In exchange for decreased benefits, the city is offering managers and professionals a salary increase of 3 percent in the new compensation plan. All newly hired managers and newly promoted department heads, assistant directors and other high-level managers will also now have "at-will" status, which means the city can fire them or ask them to resign any time, with or without cause.
In the new report, Blanch notes that managers have already made a series of contributions to help the city save money. These include scrapping a bonus program for managers, accepting a multi-year salary freeze and agreeing to pay for the health care premiums of active workers and future retirees.
In addition to signing off the compensation plan for managers, the council is also scheduled to approve on Tuesday the city's response to a July report from the Santa Clara County Civil Grand Jury.
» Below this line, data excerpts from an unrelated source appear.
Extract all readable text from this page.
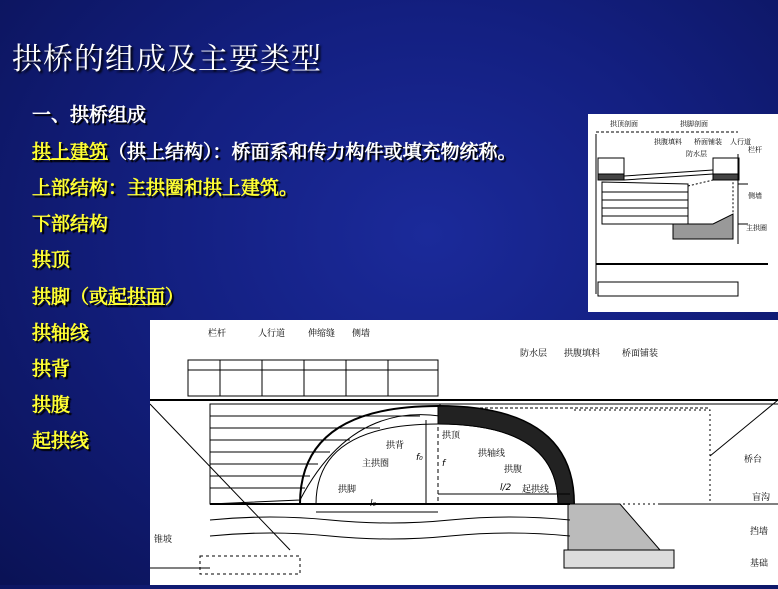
拱桥的组成及主要类型
一、拱桥组成
拱上建筑（拱上结构）：桥面系和传力构件或填充物统称。
上部结构：主拱圈和拱上建筑。
下部结构
拱顶
拱脚（或起拱面）
拱轴线
拱背
拱腹
起拱线
拱顶剖面	拱脚剖面
拱腹填料 桥面铺装 人行道
防水层	栏杆
侧墙
主拱圈
栏杆	人行道	伸缩缝 侧墙
防水层 拱腹填料 桥面铺装
拱背
主拱圈
拱顶
拱轴线
拱腹
拱脚	起拱线
桥台
盲沟
挡墙
基础
锥坡
f₀
f
l₀
l/2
The grand jury recommended a host of pension reforms, including increasing the retirement age for employees; requiring workers to pay maximum employee contributions toward pension plans; and transitioning from "defined benefit" plans, in which pension payments are constant and guaranteed, to "defined contributions" plans.
The Grand Jury report concluded that "until significant modifications are enacted, there is no doubt that the escalating cost of providing benefits at the current level is interfering with the delivery of essential city services and the ultimate cost to the taxpayers is an unbearable burden." It alludes to several cities, including Vallejo and Stockton, that had been pushed to bankruptcy by staggering benefit obligations (San Bernadino had joined this group after the report came out), and cited San Jose, which had to reduce police and fire staffing levels and close libraries because of the rising employee costs.
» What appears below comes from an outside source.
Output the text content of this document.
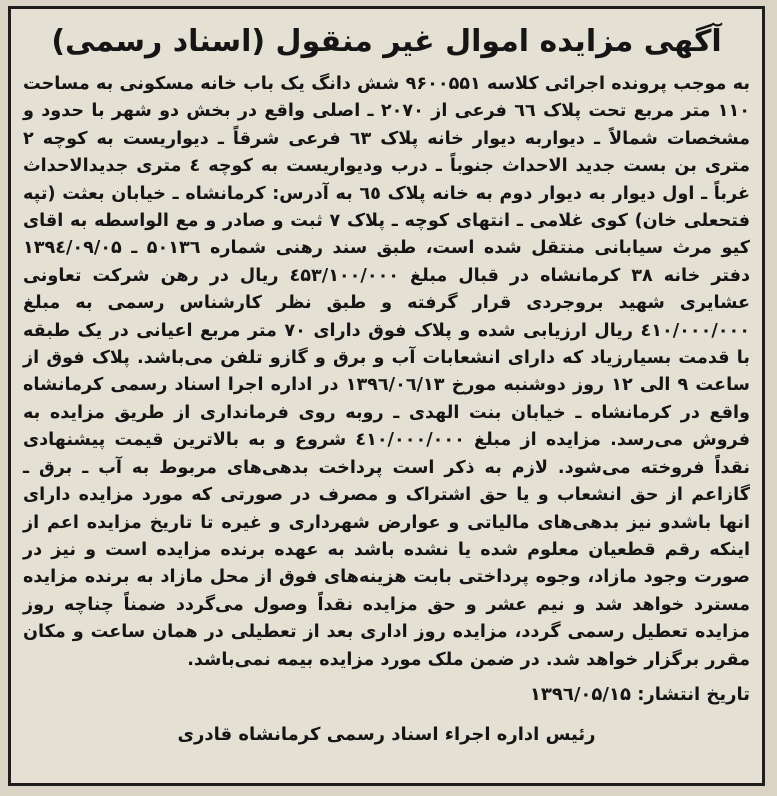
آگهی مزایده اموال غیر منقول (اسناد رسمی)
به موجب پرونده اجرائی کلاسه ۹۶۰۰۵۵۱ شش دانگ یک باب خانه مسکونی به مساحت ۱۱۰ متر مربع تحت پلاک ٦٦ فرعی از ۲۰۷۰ ـ اصلی واقع در بخش دو شهر با حدود و مشخصات شمالاً ـ دیواربه دیوار خانه پلاک ٦۳ فرعی شرقاً ـ دیواریست به کوچه ۲ متری بن بست جدید الاحداث جنوباً ـ درب ودیواریست به کوچه ٤ متری جدیدالاحداث غرباً ـ اول دیوار به دیوار دوم به خانه پلاک ٦٥ به آدرس: کرمانشاه ـ خیابان بعثت (تپه فتحعلی خان) کوی غلامی ـ انتهای کوچه ـ پلاک ۷ ثبت و صادر و مع الواسطه به اقای کیو مرث سیابانی منتقل شده است، طبق سند رهنی شماره ۵۰۱۳٦ ـ ۱۳۹٤/۰۹/۰۵ دفتر خانه ۳۸ کرمانشاه در قبال مبلغ ٤۵۳/۱۰۰/۰۰۰ ریال در رهن شرکت تعاونی عشایری شهید بروجردی قرار گرفته و طبق نظر کارشناس رسمی به مبلغ ٤۱۰/۰۰۰/۰۰۰ ریال ارزیابی شده و پلاک فوق دارای ۷۰ متر مربع اعیانی در یک طبقه با قدمت بسیارزیاد که دارای انشعابات آب و برق و گازو تلفن می‌باشد. پلاک فوق از ساعت ۹ الی ۱۲ روز دوشنبه مورخ ۱۳۹٦/۰٦/۱۳ در اداره اجرا اسناد رسمی کرمانشاه واقع در کرمانشاه ـ خیابان بنت الهدی ـ روبه روی فرمانداری از طریق مزایده به فروش می‌رسد. مزایده از مبلغ ٤۱۰/۰۰۰/۰۰۰ شروع و به بالاترین قیمت پیشنهادی نقداً فروخته می‌شود. لازم به ذکر است پرداخت بدهی‌های مربوط به آب ـ برق ـ گازاعم از حق انشعاب و یا حق اشتراک و مصرف در صورتی که مورد مزایده دارای انها باشدو نیز بدهی‌های مالیاتی و عوارض شهرداری و غیره تا تاریخ مزایده اعم از اینکه رقم قطعیان معلوم شده یا نشده باشد به عهده برنده مزایده است و نیز در صورت وجود مازاد، وجوه پرداختی بابت هزینه‌های فوق از محل مازاد به برنده مزایده مسترد خواهد شد و نیم عشر و حق مزایده نقداً وصول می‌گردد ضمناً چناچه روز مزایده تعطیل رسمی گردد، مزایده روز اداری بعد از تعطیلی در همان ساعت و مکان مقرر برگزار خواهد شد. در ضمن ملک مورد مزایده بیمه نمی‌باشد.
تاریخ انتشار: ۱۳۹٦/۰۵/۱۵
رئیس اداره اجراء اسناد رسمی کرمانشاه قادری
Even with the recent reforms, Palo Alto officials have consistently returned to the need to do more to limit the city's pension and health care obligations. In July, four council members — Vice Mayor Greg Scharff, Councilwoman Karen Holman and Councilmen Greg Schmid and Pat Burt — submitted a memo calling for a broad community discussion centered on ways to cut employee benefits, which now make up 27 percent of the city's General Fund expenditures.
The memo states that in recent years "the cost of employee benefits and pensions has risen dramatically for the City of Palo Alto, reducing the funds available for our community's necessary and valued services and infrastructure."
The council is tentatively scheduled to discuss this memo and consider future reforms at its Sept. 18 meeting.